Anyway, there is so much more to be said about Page 3, but I will leave it here for now myself, as I just wanted to make a few key points about health.

Update 21st January 2015

I tweeted a link to this post to Jodie Marsh to ask her what her thoughts were. I got some replies. Here's a copy of the tweets in our conversation and also with my friend Louise.

I honestly don't know if Jodie avoids questions / points (not just mine, but other people's too, as well as the basics of the No More Page 3 campaign) or whether she doesn't understand them. But anyway, here you go....


  1. Amazing post! I have been backing this for ages!

    As a person compared to women in page 3, ect, i formed bdd and have self esteme issues.
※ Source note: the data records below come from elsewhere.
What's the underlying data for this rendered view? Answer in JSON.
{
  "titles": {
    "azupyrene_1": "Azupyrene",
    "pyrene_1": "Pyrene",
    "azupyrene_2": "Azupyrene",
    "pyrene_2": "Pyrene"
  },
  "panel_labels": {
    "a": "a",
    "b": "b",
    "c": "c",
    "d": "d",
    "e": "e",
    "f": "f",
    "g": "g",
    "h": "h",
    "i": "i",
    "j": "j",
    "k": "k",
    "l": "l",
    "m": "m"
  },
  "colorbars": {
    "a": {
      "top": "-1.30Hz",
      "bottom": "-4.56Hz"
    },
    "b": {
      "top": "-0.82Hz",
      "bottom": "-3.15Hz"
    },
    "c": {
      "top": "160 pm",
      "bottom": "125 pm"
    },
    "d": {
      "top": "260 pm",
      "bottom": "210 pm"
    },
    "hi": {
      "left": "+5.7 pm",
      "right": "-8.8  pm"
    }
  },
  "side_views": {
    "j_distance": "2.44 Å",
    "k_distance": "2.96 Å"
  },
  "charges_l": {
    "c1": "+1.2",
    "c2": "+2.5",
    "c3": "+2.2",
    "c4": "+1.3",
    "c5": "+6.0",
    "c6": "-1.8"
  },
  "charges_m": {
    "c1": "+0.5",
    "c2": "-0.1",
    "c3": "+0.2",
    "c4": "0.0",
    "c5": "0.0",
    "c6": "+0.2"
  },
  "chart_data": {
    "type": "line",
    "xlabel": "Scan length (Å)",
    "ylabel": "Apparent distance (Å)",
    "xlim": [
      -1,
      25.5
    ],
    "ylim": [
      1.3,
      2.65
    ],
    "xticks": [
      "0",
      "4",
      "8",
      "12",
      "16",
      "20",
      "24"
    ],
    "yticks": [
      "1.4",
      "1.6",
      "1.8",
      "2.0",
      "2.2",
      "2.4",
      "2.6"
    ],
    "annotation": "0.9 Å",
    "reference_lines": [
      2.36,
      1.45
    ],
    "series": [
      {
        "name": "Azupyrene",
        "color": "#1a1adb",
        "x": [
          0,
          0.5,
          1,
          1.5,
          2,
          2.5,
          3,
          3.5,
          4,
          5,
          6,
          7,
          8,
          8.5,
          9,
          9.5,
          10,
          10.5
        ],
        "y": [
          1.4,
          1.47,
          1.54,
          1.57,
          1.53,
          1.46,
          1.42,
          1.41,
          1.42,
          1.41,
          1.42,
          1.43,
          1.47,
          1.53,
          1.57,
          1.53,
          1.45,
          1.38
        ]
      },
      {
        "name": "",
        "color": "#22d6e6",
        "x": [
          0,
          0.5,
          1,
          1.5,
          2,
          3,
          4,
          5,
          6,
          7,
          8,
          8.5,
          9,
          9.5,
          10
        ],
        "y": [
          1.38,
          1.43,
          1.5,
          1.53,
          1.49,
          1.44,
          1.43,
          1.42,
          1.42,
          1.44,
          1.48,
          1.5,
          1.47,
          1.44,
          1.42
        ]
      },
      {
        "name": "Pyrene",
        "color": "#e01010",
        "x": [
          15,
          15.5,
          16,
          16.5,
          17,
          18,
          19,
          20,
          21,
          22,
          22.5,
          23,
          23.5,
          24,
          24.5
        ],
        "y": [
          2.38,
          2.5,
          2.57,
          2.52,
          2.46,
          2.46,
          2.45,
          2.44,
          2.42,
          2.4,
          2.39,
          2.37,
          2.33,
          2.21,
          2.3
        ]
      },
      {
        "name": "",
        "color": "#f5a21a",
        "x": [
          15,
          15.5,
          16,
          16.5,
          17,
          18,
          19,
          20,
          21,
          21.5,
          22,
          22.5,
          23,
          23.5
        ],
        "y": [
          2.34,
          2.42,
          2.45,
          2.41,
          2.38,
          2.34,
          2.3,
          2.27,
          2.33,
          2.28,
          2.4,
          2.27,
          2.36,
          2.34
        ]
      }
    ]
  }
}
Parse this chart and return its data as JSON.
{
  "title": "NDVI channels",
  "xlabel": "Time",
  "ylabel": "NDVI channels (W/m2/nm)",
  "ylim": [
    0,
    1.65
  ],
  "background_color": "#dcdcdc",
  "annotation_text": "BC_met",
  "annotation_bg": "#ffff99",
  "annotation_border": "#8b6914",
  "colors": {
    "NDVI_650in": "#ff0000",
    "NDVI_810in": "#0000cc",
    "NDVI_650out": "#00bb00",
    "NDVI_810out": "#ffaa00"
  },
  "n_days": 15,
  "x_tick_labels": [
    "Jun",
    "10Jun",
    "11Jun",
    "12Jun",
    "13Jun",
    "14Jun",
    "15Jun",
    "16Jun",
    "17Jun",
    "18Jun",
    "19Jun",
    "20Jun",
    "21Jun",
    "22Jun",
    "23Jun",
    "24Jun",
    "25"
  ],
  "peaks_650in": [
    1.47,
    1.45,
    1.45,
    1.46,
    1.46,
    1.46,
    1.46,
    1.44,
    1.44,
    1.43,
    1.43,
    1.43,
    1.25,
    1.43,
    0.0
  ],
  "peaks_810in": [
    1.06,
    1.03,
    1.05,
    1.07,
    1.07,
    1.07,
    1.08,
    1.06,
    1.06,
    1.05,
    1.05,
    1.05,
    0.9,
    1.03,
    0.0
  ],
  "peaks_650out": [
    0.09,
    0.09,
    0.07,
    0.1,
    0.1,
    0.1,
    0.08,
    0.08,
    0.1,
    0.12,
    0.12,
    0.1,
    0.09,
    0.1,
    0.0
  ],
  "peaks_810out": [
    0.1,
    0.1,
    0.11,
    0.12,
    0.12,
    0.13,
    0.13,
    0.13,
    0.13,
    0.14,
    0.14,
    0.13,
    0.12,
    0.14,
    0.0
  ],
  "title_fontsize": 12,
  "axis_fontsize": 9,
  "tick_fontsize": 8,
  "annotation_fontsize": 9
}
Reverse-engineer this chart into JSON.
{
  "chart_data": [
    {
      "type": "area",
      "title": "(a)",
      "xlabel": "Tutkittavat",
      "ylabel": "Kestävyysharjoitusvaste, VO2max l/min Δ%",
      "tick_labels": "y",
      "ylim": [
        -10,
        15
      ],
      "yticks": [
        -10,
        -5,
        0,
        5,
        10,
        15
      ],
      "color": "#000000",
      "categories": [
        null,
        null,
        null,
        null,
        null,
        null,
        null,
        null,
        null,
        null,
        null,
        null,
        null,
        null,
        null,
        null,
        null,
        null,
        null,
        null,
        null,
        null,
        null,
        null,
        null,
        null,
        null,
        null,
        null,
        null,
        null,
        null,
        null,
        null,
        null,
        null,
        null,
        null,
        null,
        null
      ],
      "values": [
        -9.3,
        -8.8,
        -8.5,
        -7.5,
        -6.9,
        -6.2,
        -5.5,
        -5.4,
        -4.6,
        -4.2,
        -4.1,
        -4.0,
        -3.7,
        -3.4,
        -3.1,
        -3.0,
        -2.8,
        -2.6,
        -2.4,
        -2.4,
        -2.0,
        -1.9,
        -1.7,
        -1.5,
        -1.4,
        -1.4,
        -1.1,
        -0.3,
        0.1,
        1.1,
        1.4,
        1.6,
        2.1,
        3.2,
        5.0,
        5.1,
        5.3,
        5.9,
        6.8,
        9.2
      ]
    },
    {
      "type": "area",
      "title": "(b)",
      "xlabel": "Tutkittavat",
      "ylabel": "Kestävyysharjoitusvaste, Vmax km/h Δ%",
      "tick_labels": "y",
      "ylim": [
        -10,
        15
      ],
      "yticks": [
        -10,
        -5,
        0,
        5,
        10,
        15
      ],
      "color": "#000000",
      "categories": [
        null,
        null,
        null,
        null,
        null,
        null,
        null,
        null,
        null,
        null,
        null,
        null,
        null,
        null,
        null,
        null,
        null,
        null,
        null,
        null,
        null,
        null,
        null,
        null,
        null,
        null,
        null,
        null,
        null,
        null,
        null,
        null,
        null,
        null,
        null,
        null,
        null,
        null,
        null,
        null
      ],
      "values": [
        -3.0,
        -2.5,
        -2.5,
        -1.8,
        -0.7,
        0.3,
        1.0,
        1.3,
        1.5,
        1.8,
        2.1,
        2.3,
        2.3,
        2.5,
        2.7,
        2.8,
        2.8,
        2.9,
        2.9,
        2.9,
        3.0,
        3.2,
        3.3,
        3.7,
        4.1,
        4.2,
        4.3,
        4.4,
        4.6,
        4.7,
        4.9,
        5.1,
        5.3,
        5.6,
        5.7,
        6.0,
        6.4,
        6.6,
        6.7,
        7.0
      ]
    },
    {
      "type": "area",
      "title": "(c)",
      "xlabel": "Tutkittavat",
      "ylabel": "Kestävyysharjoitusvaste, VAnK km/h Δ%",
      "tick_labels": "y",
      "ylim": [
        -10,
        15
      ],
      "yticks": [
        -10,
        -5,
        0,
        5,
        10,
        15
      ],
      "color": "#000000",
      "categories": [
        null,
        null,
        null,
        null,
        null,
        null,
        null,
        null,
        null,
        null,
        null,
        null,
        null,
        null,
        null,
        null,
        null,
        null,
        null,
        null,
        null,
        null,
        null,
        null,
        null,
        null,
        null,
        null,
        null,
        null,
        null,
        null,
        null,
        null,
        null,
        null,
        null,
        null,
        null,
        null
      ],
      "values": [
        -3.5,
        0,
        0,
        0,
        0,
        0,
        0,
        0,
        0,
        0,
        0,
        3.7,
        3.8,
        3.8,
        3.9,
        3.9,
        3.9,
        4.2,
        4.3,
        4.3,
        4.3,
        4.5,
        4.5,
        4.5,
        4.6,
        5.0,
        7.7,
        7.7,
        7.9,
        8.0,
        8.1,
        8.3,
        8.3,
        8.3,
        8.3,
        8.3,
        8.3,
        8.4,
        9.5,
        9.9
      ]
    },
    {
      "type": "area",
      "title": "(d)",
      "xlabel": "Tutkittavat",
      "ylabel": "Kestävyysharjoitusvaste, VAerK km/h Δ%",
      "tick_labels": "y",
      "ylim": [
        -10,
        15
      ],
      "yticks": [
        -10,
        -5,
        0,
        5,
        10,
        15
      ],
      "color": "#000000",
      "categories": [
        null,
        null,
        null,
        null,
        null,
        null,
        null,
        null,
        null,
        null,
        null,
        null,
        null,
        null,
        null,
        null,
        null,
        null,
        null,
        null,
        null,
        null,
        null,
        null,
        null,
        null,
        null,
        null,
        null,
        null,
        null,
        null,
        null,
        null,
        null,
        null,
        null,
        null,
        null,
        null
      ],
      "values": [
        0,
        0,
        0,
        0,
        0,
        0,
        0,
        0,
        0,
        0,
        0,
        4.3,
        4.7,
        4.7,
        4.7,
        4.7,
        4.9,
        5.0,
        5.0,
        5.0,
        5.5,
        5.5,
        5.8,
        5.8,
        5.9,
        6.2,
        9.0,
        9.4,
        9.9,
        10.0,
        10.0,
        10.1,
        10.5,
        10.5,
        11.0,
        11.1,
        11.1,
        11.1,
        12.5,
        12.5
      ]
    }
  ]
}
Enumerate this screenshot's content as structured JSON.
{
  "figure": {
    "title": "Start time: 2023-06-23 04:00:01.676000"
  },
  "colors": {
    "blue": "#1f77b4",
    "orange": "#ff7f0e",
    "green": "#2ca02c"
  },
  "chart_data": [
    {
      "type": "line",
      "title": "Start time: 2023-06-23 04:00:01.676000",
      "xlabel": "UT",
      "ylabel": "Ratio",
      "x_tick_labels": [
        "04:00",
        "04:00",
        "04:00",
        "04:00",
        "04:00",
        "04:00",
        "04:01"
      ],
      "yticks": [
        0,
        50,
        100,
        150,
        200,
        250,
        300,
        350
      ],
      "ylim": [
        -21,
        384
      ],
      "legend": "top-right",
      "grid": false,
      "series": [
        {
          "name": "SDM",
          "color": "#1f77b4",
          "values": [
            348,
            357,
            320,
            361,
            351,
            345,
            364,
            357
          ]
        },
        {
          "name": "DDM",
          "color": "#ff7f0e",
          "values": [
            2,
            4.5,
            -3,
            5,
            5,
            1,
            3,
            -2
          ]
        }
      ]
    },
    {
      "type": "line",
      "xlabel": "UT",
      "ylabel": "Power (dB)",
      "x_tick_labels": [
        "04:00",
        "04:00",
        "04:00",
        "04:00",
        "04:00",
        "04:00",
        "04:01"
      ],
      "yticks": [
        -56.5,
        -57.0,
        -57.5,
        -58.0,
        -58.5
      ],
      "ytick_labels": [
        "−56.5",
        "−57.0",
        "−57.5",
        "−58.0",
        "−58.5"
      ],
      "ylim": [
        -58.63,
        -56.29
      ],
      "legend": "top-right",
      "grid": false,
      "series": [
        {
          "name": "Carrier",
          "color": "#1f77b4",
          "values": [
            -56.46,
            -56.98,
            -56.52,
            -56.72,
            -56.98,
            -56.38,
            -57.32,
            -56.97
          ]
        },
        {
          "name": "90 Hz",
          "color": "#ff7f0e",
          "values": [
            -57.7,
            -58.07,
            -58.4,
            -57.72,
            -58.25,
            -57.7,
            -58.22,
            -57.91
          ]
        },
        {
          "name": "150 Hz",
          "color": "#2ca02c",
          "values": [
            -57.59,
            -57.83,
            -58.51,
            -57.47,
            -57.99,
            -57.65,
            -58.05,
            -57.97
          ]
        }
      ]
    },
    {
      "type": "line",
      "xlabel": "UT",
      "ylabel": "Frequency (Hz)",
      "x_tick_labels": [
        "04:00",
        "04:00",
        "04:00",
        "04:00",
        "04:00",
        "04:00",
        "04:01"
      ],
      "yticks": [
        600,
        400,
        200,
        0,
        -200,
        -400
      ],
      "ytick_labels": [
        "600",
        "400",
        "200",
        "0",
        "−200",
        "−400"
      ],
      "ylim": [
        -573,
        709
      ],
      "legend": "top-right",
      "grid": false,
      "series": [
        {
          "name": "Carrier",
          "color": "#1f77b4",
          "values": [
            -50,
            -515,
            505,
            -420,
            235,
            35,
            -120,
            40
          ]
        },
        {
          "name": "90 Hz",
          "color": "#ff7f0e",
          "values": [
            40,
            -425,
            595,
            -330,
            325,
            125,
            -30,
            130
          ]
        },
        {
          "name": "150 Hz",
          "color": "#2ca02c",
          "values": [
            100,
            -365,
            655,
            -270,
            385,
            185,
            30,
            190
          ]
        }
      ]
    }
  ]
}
I'm so happy the sun has dropped!

    Good luck -you are beautiful!!



  2. That was brilliant, thank you! Thanks for writing. :)

  3. Thank you for reading! :) x

  4. Fantastic post, thanks for taking the time, and thanks for joining the conversation on Twitter too. Great stuff.

  5. Sarah, this is a wonderful post. Good for you!! Here in the United States, women are objectified and sexualized. Ironically, our culture is prudish about some things (we tend not to put pictures of topless women on our newspapers) but yet, television is filled with images and content that encourages sexualization of women. Keep on fighting!